ContentGuard actually makes new apps with its technology—it built a Snapchat clone in 2014, for example—but it's better known these days for suing the pants off of companies with DRM interests, like Apple, Samsung, and Google.

Those lawsuits, taking place in the patent-lawsuit-friendly Eastern District of Texas, have not gone well, with courts often finding against ContentGuard.

It's probably because they didn't use as many patent drawings.

In 1999, two European security experts created a tool called DeCSS, a utility that infamously broke the Content Scramble System, the movie industry's attempt at putting DRM into the the DVD format.

Its creation both set the stage for the widely successful digital film piracy industry we have today, and also gave consumers more control over the product they owned. One thing it didn't do, however, was destroy the film industry.

On its own, the creation of DeCSS should have made a powerful case to content makers that digital rights management was bad news. But it took a media mogul to put a puncture hole into the heart of digital rights management as a consumer platform, at least in the case of music.

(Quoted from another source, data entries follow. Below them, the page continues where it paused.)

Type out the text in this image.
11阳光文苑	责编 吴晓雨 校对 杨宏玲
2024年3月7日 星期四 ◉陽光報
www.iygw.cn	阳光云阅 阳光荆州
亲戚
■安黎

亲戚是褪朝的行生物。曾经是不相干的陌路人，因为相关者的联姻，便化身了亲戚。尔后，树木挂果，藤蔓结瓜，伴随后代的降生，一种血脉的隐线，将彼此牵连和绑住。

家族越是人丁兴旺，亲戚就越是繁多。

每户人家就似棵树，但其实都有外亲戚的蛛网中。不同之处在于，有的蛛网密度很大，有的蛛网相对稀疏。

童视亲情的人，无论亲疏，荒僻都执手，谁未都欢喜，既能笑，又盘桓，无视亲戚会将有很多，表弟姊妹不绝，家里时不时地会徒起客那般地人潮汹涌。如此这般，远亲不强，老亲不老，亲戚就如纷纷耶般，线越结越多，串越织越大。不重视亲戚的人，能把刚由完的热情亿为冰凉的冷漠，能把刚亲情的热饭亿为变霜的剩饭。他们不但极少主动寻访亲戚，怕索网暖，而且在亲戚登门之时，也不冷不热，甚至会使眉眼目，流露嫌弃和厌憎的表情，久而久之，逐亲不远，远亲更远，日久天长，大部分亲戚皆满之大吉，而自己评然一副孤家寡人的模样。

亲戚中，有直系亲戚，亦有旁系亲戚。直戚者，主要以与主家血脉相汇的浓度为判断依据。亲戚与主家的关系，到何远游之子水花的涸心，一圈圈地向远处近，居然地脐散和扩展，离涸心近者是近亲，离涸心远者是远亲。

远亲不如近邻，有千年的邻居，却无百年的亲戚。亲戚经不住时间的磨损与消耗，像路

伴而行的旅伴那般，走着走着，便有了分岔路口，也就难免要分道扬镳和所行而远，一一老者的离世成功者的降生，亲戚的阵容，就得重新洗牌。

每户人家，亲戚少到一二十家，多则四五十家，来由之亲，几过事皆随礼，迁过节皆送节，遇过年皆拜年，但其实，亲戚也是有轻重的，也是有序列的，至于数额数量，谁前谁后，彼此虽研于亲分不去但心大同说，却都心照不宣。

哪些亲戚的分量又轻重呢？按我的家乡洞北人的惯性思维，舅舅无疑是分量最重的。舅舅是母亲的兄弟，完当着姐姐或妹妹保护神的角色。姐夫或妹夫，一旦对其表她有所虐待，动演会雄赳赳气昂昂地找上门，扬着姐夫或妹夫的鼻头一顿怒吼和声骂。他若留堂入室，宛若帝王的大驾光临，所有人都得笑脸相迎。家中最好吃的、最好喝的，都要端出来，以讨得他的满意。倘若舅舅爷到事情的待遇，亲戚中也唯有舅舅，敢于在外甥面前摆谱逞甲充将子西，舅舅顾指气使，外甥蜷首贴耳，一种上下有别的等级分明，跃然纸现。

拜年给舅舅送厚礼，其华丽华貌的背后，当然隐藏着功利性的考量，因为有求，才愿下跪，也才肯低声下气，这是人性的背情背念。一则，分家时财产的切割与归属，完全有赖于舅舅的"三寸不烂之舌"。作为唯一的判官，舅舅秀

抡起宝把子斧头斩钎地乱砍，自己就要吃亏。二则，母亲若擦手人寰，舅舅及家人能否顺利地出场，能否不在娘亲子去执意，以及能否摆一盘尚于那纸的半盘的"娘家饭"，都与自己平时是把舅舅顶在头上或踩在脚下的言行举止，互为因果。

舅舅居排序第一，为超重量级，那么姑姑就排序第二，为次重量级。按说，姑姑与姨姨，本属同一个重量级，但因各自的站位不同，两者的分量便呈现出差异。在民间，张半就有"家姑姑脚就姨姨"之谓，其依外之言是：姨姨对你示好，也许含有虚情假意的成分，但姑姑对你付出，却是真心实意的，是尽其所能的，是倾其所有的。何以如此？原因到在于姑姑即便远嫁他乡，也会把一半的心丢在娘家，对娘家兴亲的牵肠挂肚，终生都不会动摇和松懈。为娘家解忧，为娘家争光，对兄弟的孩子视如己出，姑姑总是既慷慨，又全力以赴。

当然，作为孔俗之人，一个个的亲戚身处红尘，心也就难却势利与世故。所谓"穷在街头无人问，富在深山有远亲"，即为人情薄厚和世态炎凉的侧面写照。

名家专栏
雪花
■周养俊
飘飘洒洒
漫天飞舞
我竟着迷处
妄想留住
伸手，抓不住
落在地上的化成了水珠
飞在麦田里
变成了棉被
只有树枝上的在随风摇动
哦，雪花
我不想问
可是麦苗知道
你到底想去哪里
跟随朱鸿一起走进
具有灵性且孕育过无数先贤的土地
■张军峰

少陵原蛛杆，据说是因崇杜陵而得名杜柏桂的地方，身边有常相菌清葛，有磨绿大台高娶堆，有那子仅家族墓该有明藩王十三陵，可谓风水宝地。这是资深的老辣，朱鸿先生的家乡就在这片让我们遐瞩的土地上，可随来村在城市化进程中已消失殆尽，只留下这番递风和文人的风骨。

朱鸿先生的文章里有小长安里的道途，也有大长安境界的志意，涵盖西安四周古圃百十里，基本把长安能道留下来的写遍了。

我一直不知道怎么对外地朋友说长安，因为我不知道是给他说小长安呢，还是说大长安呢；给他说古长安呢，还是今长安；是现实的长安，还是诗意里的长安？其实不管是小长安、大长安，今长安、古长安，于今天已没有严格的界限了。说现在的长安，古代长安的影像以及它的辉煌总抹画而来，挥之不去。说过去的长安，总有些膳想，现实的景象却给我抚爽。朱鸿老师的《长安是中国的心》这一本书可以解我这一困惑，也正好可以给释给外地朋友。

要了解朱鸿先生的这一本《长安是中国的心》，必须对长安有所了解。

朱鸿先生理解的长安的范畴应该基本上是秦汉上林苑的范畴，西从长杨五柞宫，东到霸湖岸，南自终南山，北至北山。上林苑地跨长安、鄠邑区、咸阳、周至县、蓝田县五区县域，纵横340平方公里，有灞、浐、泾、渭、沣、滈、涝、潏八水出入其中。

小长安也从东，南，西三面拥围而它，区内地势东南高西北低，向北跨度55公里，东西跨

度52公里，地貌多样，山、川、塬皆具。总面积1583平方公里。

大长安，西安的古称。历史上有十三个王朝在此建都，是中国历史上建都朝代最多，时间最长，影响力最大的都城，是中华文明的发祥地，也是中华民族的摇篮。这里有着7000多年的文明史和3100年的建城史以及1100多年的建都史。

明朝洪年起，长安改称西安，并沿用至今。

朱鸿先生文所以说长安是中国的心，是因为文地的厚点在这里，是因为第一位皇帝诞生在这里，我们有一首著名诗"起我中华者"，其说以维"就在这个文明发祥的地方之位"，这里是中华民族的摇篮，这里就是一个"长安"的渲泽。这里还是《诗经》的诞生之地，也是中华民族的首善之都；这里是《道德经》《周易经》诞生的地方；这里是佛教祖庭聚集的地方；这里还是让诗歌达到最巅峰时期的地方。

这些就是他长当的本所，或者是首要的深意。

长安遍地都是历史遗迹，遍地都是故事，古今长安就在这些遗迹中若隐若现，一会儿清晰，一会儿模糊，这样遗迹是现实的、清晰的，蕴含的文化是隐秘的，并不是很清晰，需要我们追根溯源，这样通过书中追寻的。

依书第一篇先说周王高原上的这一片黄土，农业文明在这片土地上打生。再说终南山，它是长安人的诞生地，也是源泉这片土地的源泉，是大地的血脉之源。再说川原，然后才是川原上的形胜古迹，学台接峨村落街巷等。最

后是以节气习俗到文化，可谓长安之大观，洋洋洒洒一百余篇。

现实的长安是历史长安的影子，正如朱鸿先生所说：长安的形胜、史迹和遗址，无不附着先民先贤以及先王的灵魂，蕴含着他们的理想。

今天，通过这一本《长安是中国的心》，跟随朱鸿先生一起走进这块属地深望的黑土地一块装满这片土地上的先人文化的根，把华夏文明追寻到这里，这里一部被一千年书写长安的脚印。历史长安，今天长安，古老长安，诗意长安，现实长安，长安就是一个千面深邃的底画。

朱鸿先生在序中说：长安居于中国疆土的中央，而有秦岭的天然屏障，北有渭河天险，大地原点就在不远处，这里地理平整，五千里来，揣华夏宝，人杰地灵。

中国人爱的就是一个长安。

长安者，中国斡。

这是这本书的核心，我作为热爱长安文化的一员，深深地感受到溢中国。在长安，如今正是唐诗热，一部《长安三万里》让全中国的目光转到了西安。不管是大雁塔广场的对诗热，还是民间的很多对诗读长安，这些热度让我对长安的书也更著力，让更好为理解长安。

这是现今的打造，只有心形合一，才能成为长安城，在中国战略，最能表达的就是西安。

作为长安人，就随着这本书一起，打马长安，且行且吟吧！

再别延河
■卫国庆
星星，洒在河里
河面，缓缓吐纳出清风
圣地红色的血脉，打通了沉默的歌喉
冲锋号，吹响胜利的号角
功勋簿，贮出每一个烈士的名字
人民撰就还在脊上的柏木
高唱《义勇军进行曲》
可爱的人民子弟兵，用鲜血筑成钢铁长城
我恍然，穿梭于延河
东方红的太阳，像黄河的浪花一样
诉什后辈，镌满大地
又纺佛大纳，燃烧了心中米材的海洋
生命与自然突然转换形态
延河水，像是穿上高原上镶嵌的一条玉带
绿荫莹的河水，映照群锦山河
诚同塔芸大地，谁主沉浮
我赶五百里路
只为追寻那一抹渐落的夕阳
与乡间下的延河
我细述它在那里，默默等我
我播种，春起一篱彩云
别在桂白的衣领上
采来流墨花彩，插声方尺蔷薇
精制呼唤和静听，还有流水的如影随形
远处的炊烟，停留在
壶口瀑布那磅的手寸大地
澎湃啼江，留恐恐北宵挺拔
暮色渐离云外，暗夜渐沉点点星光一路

A decade ago, Apple CEO Steve Jobs famously wrote an essay titled "Thoughts on Music," in which he made the case against licensing his company's FairPlay encryption software, which he noted would have to be hardened up significantly if it were sold to other vendors and made universal. He then made the case that nearly all music was already sold in a DRM-free format, using these old, outdated things called CDs.

"So if the music companies are selling over 90 percent of their music DRM-free, what benefits do they get from selling the remaining small percentage of their music encumbered with a DRM system? There appear to be none. If anything, the technical expertise and overhead required to create, operate and update a DRM system has limited the number of participants selling DRM protected music," he wrote.

What's fascinating about this document is that, 38 full years after IBM decided against what became DRM for its business software, Jobs made the case against it with much of the same kinds of thinking that his company's onetime biggest competitor used: It hurts consumers who play fair far more than it hurts those who steal content; it was frustrating and inconvenient; and it required a large investment of time and money that could be better spent elsewhere.

It was a seed of an idea that proved far more effective than any software-based security system, closer in mindset to John Perry Barlow than Victor Shear.

In just a few years, Jobs's arguments paved the way for a change in negotiating strategy, and effectively killed digital rights management for the music industry.

Of course, it only came back after Spotify became popular and killed the idea of ownership entirely.